Contextual specification of fibroblast-driven causalities in chronic intestinal inflammation and fibrosis

Inflammatory bowel disease (IBD) is a serious and long-lasting condition characterized by ongoing inflammation and tissue scarring in the intestines. The exact causes and critical pathways involved in IBD are not fully understood. Recent research has highlighted the importance of interactions between stromal cells (like fibroblasts) and immune cells in maintaining tissue balance. Our lab has provided strong evidence showing that fibroblasts, a type of stromal cell, exhibit different characteristics and play key roles in intestinal health and disease.
Our preliminary findings indicate that various subsets of activated fibroblasts are distributed differently throughout the intestines and collaborate with important inflammatory pathways to drive disease progression. However, many details about these interactions remain unclear. We propose a new theory suggesting that specific subsets of fibroblasts may initiate and worsen IBD, depending on their location and interactions with immune and other stromal cells.
To explore this theory, we will use advanced techniques to analyze individual cells over time and space in animal models of IBD. Our goals are to: (1) Map out the genetic and molecular programs that make fibroblasts diverse and understand how they interact with other cells in the intestines (2) Investigate where fibroblasts come from, how they move within the intestines, and how they change over time (3) Identify new pathways involving fibroblast subsets and explore how they interact with known inflammatory pathways (like TNF and interleukins) (4) Use clinical samples to confirm our findings in humans.
This research aims to unravel the complexities of chronic intestinal disorders like IBD, advance our understanding of immune-related diseases, and pave the way for new treatments targeting fibroblasts.
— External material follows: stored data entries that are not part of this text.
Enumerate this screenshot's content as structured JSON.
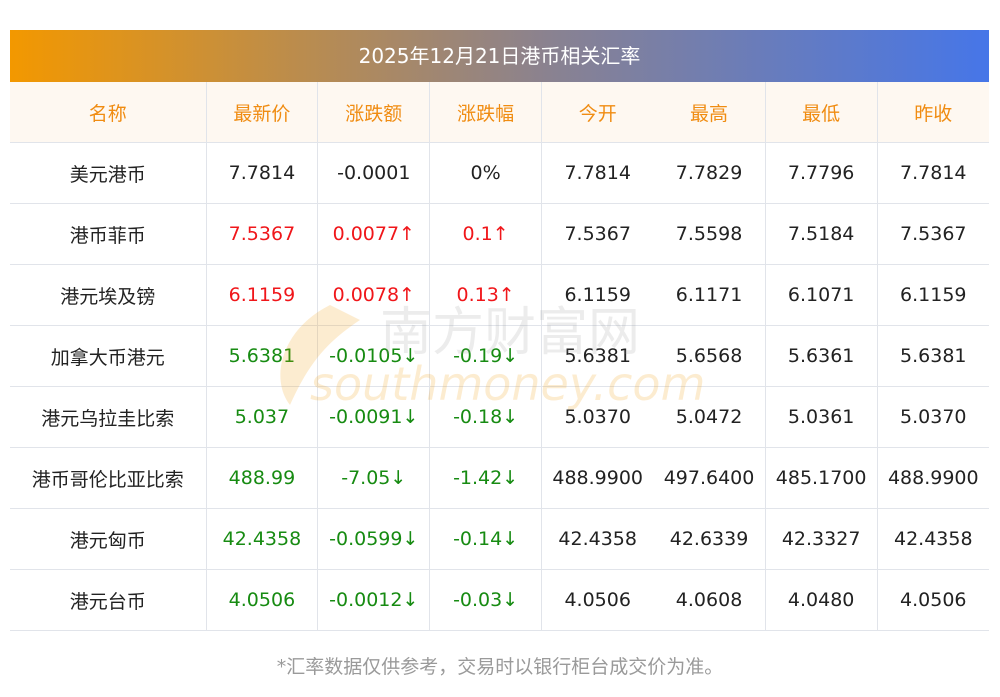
{
  "title": "2025年12月21日港币相关汇率",
  "headers": [
    "名称",
    "最新价",
    "涨跌额",
    "涨跌幅",
    "今开",
    "最高",
    "最低",
    "昨收"
  ],
  "rows": [
    {
      "name": "美元港币",
      "latest": "7.7814",
      "change": "-0.0001",
      "pct": "0%",
      "open": "7.7814",
      "high": "7.7829",
      "low": "7.7796",
      "prev": "7.7814",
      "trend": "flat"
    },
    {
      "name": "港币菲币",
      "latest": "7.5367",
      "change": "0.0077↑",
      "pct": "0.1↑",
      "open": "7.5367",
      "high": "7.5598",
      "low": "7.5184",
      "prev": "7.5367",
      "trend": "up"
    },
    {
      "name": "港元埃及镑",
      "latest": "6.1159",
      "change": "0.0078↑",
      "pct": "0.13↑",
      "open": "6.1159",
      "high": "6.1171",
      "low": "6.1071",
      "prev": "6.1159",
      "trend": "up"
    },
    {
      "name": "加拿大币港元",
      "latest": "5.6381",
      "change": "-0.0105↓",
      "pct": "-0.19↓",
      "open": "5.6381",
      "high": "5.6568",
      "low": "5.6361",
      "prev": "5.6381",
      "trend": "down"
    },
    {
      "name": "港元乌拉圭比索",
      "latest": "5.037",
      "change": "-0.0091↓",
      "pct": "-0.18↓",
      "open": "5.0370",
      "high": "5.0472",
      "low": "5.0361",
      "prev": "5.0370",
      "trend": "down"
    },
    {
      "name": "港币哥伦比亚比索",
      "latest": "488.99",
      "change": "-7.05↓",
      "pct": "-1.42↓",
      "open": "488.9900",
      "high": "497.6400",
      "low": "485.1700",
      "prev": "488.9900",
      "trend": "down"
    },
    {
      "name": "港元匈币",
      "latest": "42.4358",
      "change": "-0.0599↓",
      "pct": "-0.14↓",
      "open": "42.4358",
      "high": "42.6339",
      "low": "42.3327",
      "prev": "42.4358",
      "trend": "down"
    },
    {
      "name": "港元台币",
      "latest": "4.0506",
      "change": "-0.0012↓",
      "pct": "-0.03↓",
      "open": "4.0506",
      "high": "4.0608",
      "low": "4.0480",
      "prev": "4.0506",
      "trend": "down"
    }
  ],
  "watermark": {
    "cn": "南方财富网",
    "en": "southmoney.com"
  },
  "footer": "*汇率数据仅供参考，交易时以银行柜台成交价为准。",
  "colors": {
    "up": "#f0161a",
    "down": "#178b12",
    "header": "#f08c12"
  }
}
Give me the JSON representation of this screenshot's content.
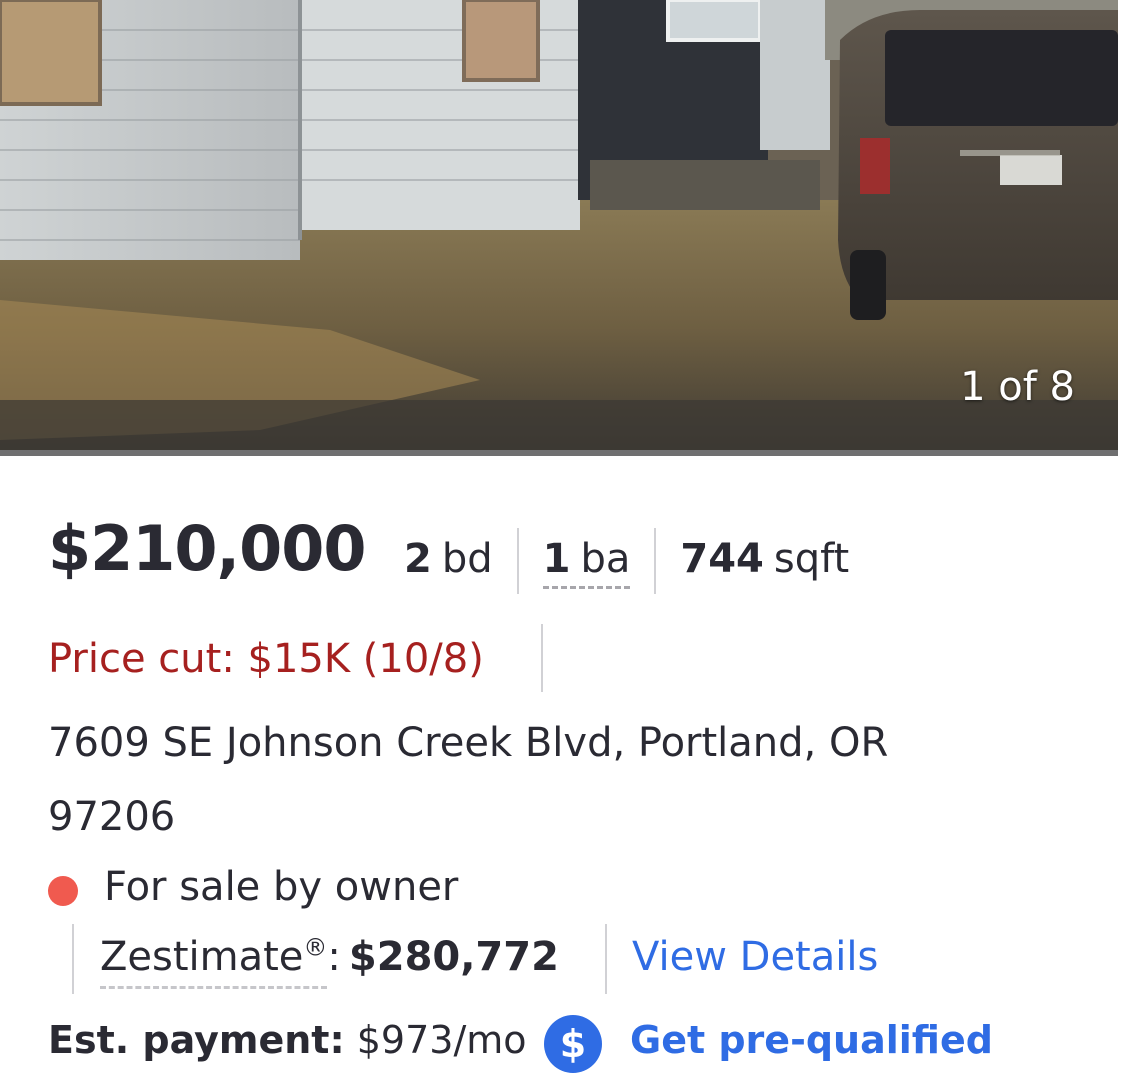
{
  "gallery": {
    "counter": "1 of 8"
  },
  "listing": {
    "price": "$210,000",
    "beds_num": "2",
    "beds_unit": "bd",
    "baths_num": "1",
    "baths_unit": "ba",
    "sqft_num": "744",
    "sqft_unit": "sqft",
    "price_cut": "Price cut: $15K (10/8)",
    "address_line1": "7609 SE Johnson Creek Blvd, Portland, OR",
    "address_line2": "97206",
    "status": "For sale by owner",
    "status_color": "#f05a4f",
    "zestimate_label": "Zestimate",
    "zestimate_mark": "®",
    "zestimate_value": "$280,772",
    "view_details": "View Details",
    "payment_label": "Est. payment:",
    "payment_value": "$973/mo",
    "dollar_icon_glyph": "$",
    "prequalify": "Get pre-qualified",
    "accent_color": "#2f6ce4",
    "price_cut_color": "#a6201f"
  }
}
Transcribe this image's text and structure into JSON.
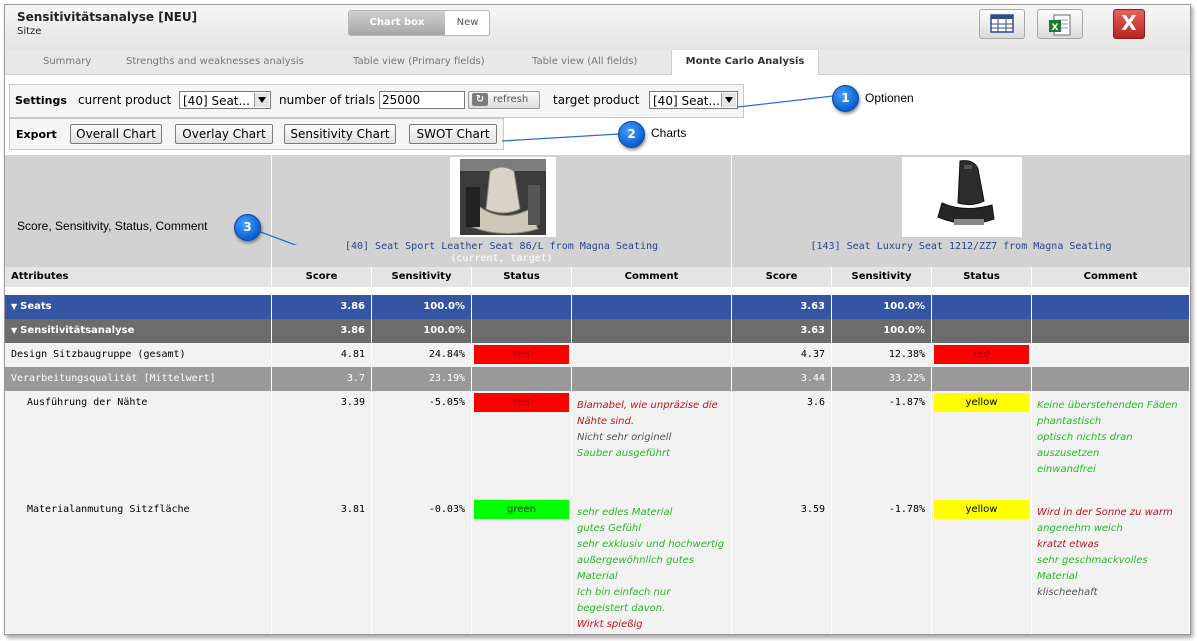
{
  "window": {
    "title": "Sensitivitätsanalyse [NEU]",
    "subtitle": "Sitze",
    "toggle_on": "Chart box",
    "toggle_off": "New",
    "close_label": "X"
  },
  "tabs": [
    {
      "label": "Summary"
    },
    {
      "label": "Strengths and weaknesses analysis"
    },
    {
      "label": "Table view (Primary fields)"
    },
    {
      "label": "Table view (All fields)"
    },
    {
      "label": "Monte Carlo Analysis",
      "active": true
    }
  ],
  "settings": {
    "label": "Settings",
    "current_product_label": "current product",
    "current_product_value": "[40] Seat...",
    "trials_label": "number of trials",
    "trials_value": "25000",
    "refresh_label": "refresh",
    "target_product_label": "target product",
    "target_product_value": "[40] Seat..."
  },
  "export": {
    "label": "Export",
    "buttons": [
      "Overall Chart",
      "Overlay Chart",
      "Sensitivity Chart",
      "SWOT Chart"
    ]
  },
  "callouts": [
    {
      "number": "1",
      "text": "Optionen"
    },
    {
      "number": "2",
      "text": "Charts"
    },
    {
      "number": "3",
      "text": ""
    }
  ],
  "header": {
    "summary_label": "Score, Sensitivity, Status, Comment",
    "products": [
      {
        "name": "[40] Seat Sport Leather Seat 86/L from Magna Seating",
        "note": "(current, target)"
      },
      {
        "name": "[143] Seat Luxury Seat 1212/ZZ7 from Magna Seating",
        "note": ""
      }
    ],
    "columns": {
      "attributes": "Attributes",
      "score": "Score",
      "sensitivity": "Sensitivity",
      "status": "Status",
      "comment": "Comment"
    }
  },
  "colors": {
    "group_row": "#3455a4",
    "subgroup_row": "#6c6c6c",
    "avg_row": "#999999",
    "status_red": "#ff0000",
    "status_green": "#00ff00",
    "status_yellow": "#ffff00",
    "callout": "#0a5fd0"
  },
  "rows": [
    {
      "label": "Seats",
      "p1": {
        "score": "3.86",
        "sens": "100.0%",
        "status": "",
        "comments": []
      },
      "p2": {
        "score": "3.63",
        "sens": "100.0%",
        "status": "",
        "comments": []
      }
    },
    {
      "label": "Sensitivitätsanalyse",
      "p1": {
        "score": "3.86",
        "sens": "100.0%",
        "status": "",
        "comments": []
      },
      "p2": {
        "score": "3.63",
        "sens": "100.0%",
        "status": "",
        "comments": []
      }
    },
    {
      "label": "Design Sitzbaugruppe (gesamt)",
      "p1": {
        "score": "4.81",
        "sens": "24.84%",
        "status": "red",
        "comments": []
      },
      "p2": {
        "score": "4.37",
        "sens": "12.38%",
        "status": "red",
        "comments": []
      }
    },
    {
      "label": "Verarbeitungsqualität [Mittelwert]",
      "p1": {
        "score": "3.7",
        "sens": "23.19%",
        "status": "",
        "comments": []
      },
      "p2": {
        "score": "3.44",
        "sens": "33.22%",
        "status": "",
        "comments": []
      }
    },
    {
      "label": "Ausführung der Nähte",
      "p1": {
        "score": "3.39",
        "sens": "-5.05%",
        "status": "red",
        "comments": [
          {
            "text": "Blamabel, wie unpräzise die",
            "tone": "red"
          },
          {
            "text": "Nähte sind.",
            "tone": "red"
          },
          {
            "text": "Nicht sehr originell",
            "tone": "gray"
          },
          {
            "text": "Sauber ausgeführt",
            "tone": "green"
          }
        ]
      },
      "p2": {
        "score": "3.6",
        "sens": "-1.87%",
        "status": "yellow",
        "comments": [
          {
            "text": "Keine überstehenden Fäden",
            "tone": "green"
          },
          {
            "text": "phantastisch",
            "tone": "green"
          },
          {
            "text": "optisch nichts dran",
            "tone": "green"
          },
          {
            "text": "auszusetzen",
            "tone": "green"
          },
          {
            "text": "einwandfrei",
            "tone": "green"
          }
        ]
      }
    },
    {
      "label": "Materialanmutung Sitzfläche",
      "p1": {
        "score": "3.81",
        "sens": "-0.03%",
        "status": "green",
        "comments": [
          {
            "text": "sehr edles Material",
            "tone": "green"
          },
          {
            "text": "gutes Gefühl",
            "tone": "green"
          },
          {
            "text": "sehr exklusiv und hochwertig",
            "tone": "green"
          },
          {
            "text": "außergewöhnlich gutes",
            "tone": "green"
          },
          {
            "text": "Material",
            "tone": "green"
          },
          {
            "text": "Ich bin einfach nur",
            "tone": "green"
          },
          {
            "text": "begeistert davon.",
            "tone": "green"
          },
          {
            "text": "Wirkt spießig",
            "tone": "red"
          }
        ]
      },
      "p2": {
        "score": "3.59",
        "sens": "-1.78%",
        "status": "yellow",
        "comments": [
          {
            "text": "Wird in der Sonne zu warm",
            "tone": "red"
          },
          {
            "text": "angenehm weich",
            "tone": "green"
          },
          {
            "text": "kratzt etwas",
            "tone": "red"
          },
          {
            "text": "sehr geschmackvolles",
            "tone": "green"
          },
          {
            "text": "Material",
            "tone": "green"
          },
          {
            "text": "klischeehaft",
            "tone": "gray"
          }
        ]
      }
    }
  ]
}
Our research during this period involved studying ileitis using the TnfΔΑRE model through single-cell RNA sequencing (scRNA-seq) (Objective 1). We identified genes in fibroblast subsets that are activated early, before visible inflammation, suggesting they play a crucial role in TNF-dependent chronic inflammation. Using spatial transcriptomics, we mapped distinct fibroblast populations in chronic intestinal inflammation, revealing common immune functions and unique activation pathways influenced by their surroundings. We also discovered new communication pathways between fibroblasts and immune cells, which we aim to further explore in Objective 3.
Furthermore, we investigated the origins of fibroblasts during chronic inflammation and fibrosis using the CARLIN mouse model crossed with TnfΔΑRE mice (Objective 2). By optimizing doxycycline administration, we traced the differentiation of stromal cells using scRNA-seq. Our findings from lineage tracing in TnfΔΑRE mice suggest that a specific fibroblast subpopulation contributes to intestinal inflammation, particularly in deeper layers, characteristic of both mouse and human ileitis.
To understand the transition of fibroblasts from inflammation to fibrosis, we prioritized IL-6 family cytokines identified from integrated analyses of mouse models and human samples. These cytokines, notably IL-6, OSM, and LIF, were upregulated by a distinct type of activated macrophage in the submucosal layer of TnfΔΑRE mice. In experiments with isolated fibroblasts, we explored their role in activating fibrosis-related pathways, using advanced gene-editing techniques for efficient gene silencing.
Additionally, we analyzed datasets from chronic inflammation models and human fibroblasts to identify key transcription factors involved in fibrosis. We developed screening assays to validate these findings ex vivo and refine our understanding of fibrosis mechanisms. Overall, our research aims to uncover novel insights into the mechanisms driving chronic intestinal inflammation and fibrosis, paving the way for new therapeutic strategies

The prevalence of IBDs is increasing worldwide, and currently approximately 0.2% of the European population suffer from these chronic and life-threatening diseases. Still, current therapies, including the introduction of biologics, offer mainly maintenance treatments rather than cures. This project aims to produce fundamental and translational knowledge on mechanisms of chronicity and fibrosis in IBD, with focus on the well appreciated but still understudied role of intestinal fibroblasts, which should fill major gaps in current knowledge and provide new opportunities for fibroblast-targeted prognostic and therapeutic solutions. This new knowledge is expected to also provide clues as to the role of fibroblasts in immunopathologies beyond IBD, where fibroblast biology is also starting to be scrutinized, in hope for better understanding of tissue inflammation, immunity and fibrosis. Industrial interest for innovations in this new niche of prognostic / therapeutic opportunities is currently very high and the project can provide impact via new academic-industrial collaborations. Our lab and the host institute, BSRC Fleming, are leading biomedical research organizations in Greece, historically offering know-how of new technologies to several third-party organizations with limited access to these technologies. Thus, the project is expected to also boost productivity and impact of scientific research beyond its own boundaries.